The results were similar after researchers limited their findings to patients who were receiving antiretroviral therapy (79%) and those with undetectable viral loads (60%).

The researchers concluded that these findings “may be useful at identifying those at risk for developing CV events and death.”

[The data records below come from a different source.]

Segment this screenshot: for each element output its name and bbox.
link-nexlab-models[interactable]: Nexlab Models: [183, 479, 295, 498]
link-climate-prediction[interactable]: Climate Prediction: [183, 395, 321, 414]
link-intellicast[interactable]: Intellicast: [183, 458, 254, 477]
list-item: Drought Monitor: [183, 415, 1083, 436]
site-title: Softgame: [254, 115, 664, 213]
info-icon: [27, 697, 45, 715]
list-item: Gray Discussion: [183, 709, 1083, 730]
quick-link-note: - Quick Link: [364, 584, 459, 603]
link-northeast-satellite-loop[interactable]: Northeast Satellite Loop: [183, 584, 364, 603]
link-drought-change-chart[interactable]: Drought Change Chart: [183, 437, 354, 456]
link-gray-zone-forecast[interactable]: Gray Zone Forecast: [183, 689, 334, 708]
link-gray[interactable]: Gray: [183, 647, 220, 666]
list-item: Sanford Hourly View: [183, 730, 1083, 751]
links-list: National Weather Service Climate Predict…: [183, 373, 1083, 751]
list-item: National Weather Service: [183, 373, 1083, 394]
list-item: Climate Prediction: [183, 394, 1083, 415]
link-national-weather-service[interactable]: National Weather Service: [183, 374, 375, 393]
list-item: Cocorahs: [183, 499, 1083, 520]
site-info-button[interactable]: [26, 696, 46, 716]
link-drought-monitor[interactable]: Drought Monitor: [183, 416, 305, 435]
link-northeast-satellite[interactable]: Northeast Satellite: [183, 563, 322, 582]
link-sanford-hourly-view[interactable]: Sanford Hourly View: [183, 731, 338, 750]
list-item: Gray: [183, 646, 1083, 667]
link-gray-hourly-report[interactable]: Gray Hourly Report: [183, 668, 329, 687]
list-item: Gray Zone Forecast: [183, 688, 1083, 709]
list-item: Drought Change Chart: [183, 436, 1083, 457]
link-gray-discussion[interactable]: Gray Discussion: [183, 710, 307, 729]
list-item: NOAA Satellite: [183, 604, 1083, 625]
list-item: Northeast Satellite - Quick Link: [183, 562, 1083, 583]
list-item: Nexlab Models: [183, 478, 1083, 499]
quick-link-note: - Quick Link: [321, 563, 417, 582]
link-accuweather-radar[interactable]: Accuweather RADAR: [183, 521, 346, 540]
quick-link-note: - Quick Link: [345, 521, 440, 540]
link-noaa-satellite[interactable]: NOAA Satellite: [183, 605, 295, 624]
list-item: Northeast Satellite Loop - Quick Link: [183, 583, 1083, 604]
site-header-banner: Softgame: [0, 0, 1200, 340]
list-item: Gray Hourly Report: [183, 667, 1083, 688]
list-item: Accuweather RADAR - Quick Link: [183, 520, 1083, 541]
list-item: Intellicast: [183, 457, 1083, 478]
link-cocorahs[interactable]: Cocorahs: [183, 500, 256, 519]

In an accompanying editorial, Monica R. Shah, MD, FACC, deputy chief of the heart failure and arrhythmias branch and AIDS coordinator for the NHLBI, said CV clinicians play a crucial role in HIV care. Based on these study findings, Shah suggested that providers screen young, asymptomatic patients with HIV for elevated biomarker levels.

“The use of these biomarkers in clinical practice may help providers more accurately risk-stratify patients with HIV and better individualize diagnostic testing and medical therapy,” she wrote. “Thus, the findings from this study have the potential to influence clinical management.” – by Stephanie Viguers

Disclosure: Secemsky and Shah report no relevant financial disclosures.